One game is called Scrolls. One game is called Skyrim, though, more formally, you'd call it The Elder Scrolls V. Confusing?

Those names are too close, according to lawyers from Bethesda Softworks, the company behind Skyrim and authors of 15-page letter to Minecraft maker Markus "Notch" Persson and his studio Mojang, complaining that Scrolls is running afoul of the Elder Scrolls trademark.

"The sign Scrolls exhibit significant visual, aural and conceptual similarities with my principal's trademark The Elder Scrolls," Bethesda's lawyers said, according to a Google Translation of the letter, written in Swedish and Tweeted by Persson today. "These similarities are reinforced by the fact that in the entertainment industry, including the computer games industry it is common practice for goods and services with a common commercial origin to be marketed as characterized by are constructed from a common brand elements. For example, the company Nintendo's world famous Mario series with game titles like Mario Bros. and Super Mario Bros., or company Blizzard's Warcraft series of games titles such as Warcraft Orcs and Humans and the World of Warcraft.... there is a clear risk to the average consumer to get the idea that goods and/or services provided under the sign Scroll and The Elder Scrolls from the same commercial origin or at least from economically-linked undertakings. Against this background, it is our opinion that Mojang's use of the sign Scrolls constitutes an infringement of my principal."

Translation of translation: Bethesda to Notch: Change the name of your game.

Lawyers and companies must protect trademarks, we assume. We've contacted Bethesda to flesh out their complaint and explain what they're hoping will happen, but we've not heard back from them. UPDATE: A Bethesda rep declined to comment for this story.
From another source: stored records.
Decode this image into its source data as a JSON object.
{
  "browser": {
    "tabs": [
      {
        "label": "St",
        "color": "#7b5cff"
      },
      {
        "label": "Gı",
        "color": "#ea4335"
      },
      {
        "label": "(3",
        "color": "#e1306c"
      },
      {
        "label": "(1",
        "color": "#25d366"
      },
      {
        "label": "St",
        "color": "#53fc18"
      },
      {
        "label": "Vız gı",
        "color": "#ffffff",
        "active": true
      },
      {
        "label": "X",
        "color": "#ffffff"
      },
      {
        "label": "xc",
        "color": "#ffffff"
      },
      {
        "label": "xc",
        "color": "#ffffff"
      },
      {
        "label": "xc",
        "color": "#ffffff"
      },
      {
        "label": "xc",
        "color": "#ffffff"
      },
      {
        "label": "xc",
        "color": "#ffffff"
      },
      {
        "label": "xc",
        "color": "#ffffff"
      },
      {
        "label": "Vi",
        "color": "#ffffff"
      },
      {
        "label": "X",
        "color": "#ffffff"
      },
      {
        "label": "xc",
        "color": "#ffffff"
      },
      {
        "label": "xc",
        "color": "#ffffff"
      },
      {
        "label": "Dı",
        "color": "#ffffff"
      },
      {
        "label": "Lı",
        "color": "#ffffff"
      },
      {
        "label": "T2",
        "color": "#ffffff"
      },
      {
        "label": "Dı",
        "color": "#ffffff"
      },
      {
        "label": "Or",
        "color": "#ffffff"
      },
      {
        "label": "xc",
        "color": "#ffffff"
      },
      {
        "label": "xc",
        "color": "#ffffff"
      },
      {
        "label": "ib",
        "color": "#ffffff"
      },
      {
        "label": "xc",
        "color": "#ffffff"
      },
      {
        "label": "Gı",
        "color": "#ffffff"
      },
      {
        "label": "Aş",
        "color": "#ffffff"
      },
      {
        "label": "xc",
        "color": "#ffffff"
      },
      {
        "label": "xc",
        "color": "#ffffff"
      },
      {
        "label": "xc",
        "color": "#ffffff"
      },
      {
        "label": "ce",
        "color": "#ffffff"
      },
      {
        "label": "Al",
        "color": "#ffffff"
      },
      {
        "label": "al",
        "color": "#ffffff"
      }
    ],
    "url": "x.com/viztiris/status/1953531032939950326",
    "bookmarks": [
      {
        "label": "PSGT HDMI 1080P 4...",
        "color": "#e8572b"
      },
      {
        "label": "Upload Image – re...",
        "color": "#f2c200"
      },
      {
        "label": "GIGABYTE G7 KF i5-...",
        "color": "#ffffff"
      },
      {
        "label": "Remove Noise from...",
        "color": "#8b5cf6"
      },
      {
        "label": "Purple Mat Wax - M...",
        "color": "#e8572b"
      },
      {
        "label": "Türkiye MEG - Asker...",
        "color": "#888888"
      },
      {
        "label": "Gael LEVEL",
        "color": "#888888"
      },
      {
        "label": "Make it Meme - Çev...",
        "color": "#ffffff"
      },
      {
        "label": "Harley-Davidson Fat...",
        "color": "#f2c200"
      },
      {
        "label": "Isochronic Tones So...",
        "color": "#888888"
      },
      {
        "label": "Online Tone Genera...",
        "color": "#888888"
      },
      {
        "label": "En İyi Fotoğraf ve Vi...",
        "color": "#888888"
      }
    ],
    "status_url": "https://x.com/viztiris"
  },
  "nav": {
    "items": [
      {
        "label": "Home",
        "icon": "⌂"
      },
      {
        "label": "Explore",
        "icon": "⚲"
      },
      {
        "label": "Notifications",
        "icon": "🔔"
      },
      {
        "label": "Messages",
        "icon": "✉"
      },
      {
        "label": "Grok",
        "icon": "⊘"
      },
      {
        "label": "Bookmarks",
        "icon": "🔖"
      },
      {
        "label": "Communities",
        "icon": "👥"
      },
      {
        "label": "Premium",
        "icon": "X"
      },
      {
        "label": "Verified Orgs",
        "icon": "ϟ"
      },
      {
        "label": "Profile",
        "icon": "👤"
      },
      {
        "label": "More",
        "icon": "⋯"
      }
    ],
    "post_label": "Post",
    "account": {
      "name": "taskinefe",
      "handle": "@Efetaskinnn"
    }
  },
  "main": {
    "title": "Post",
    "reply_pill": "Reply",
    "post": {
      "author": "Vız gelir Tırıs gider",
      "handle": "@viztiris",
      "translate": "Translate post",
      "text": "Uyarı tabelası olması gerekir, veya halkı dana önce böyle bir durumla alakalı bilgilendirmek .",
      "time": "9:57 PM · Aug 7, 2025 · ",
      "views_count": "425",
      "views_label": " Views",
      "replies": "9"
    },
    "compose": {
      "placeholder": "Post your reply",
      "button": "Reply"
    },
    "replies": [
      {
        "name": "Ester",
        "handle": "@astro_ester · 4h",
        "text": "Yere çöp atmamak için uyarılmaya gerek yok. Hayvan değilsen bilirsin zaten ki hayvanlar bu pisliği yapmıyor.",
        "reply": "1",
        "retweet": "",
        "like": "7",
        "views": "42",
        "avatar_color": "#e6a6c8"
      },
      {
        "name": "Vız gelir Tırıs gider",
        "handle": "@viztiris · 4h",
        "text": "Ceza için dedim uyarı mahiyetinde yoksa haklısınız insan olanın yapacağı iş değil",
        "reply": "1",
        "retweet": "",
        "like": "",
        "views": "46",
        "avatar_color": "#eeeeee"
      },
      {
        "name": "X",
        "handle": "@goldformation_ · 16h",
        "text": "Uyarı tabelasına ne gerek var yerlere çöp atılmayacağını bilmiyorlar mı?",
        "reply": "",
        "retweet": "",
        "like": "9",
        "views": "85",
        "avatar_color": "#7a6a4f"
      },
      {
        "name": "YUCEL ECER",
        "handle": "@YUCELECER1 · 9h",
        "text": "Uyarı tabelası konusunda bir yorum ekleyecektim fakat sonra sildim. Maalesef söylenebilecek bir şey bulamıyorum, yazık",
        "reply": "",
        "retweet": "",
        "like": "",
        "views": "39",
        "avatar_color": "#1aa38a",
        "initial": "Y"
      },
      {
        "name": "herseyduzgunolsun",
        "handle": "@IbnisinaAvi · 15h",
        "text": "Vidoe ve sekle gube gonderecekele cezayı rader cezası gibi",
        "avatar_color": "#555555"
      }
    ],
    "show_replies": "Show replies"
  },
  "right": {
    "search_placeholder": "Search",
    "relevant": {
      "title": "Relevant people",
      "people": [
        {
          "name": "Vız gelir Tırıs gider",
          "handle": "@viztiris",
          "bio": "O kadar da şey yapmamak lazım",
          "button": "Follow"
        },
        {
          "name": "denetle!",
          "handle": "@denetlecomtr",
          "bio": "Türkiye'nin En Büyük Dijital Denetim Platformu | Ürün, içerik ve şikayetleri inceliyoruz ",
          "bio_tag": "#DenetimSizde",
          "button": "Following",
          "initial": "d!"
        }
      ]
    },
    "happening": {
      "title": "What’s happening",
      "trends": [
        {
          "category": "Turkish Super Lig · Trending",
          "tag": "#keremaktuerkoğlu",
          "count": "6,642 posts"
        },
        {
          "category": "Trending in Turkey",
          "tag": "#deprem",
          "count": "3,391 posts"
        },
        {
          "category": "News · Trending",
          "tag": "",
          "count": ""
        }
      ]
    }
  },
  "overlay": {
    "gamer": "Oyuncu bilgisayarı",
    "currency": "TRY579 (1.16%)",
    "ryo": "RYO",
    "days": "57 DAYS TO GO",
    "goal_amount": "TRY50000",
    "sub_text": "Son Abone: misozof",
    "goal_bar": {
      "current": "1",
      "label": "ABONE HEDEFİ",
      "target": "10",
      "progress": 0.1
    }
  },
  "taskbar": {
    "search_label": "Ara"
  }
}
Reached for comment by Kotaku, Notch said he had to eat dinner first. He's also cheerfully Tweeted that he still loves Bethesda ("This is hopefully just lawyers being lawyers.") and is looking forward to the company's Prey 2.

Just two month ago, Notch and Skyrim lead creator Todd Howard happily interviewed each other for Game Informer magazine. (Pictured left and watchable here). They seemed to get along very well. And Notch has even wanted to release the post-beta version of Minecraft officially on the same day as Skyrim, though he's since decided to bump it back a few days. All's seemingly going well with these two crews.


What to make of this so-far happy clash then?

Let's at least compare the games here.


This is Scrolls.

This is The Elder Scrolls V.

One is a card battle game. The other is a role-playing game about fighting dragons. Strange. Wouldn't you have thought it was Notch's other game that would have gotten lawyers exercised? There's been a trademark or two in player-made Minecraft levels.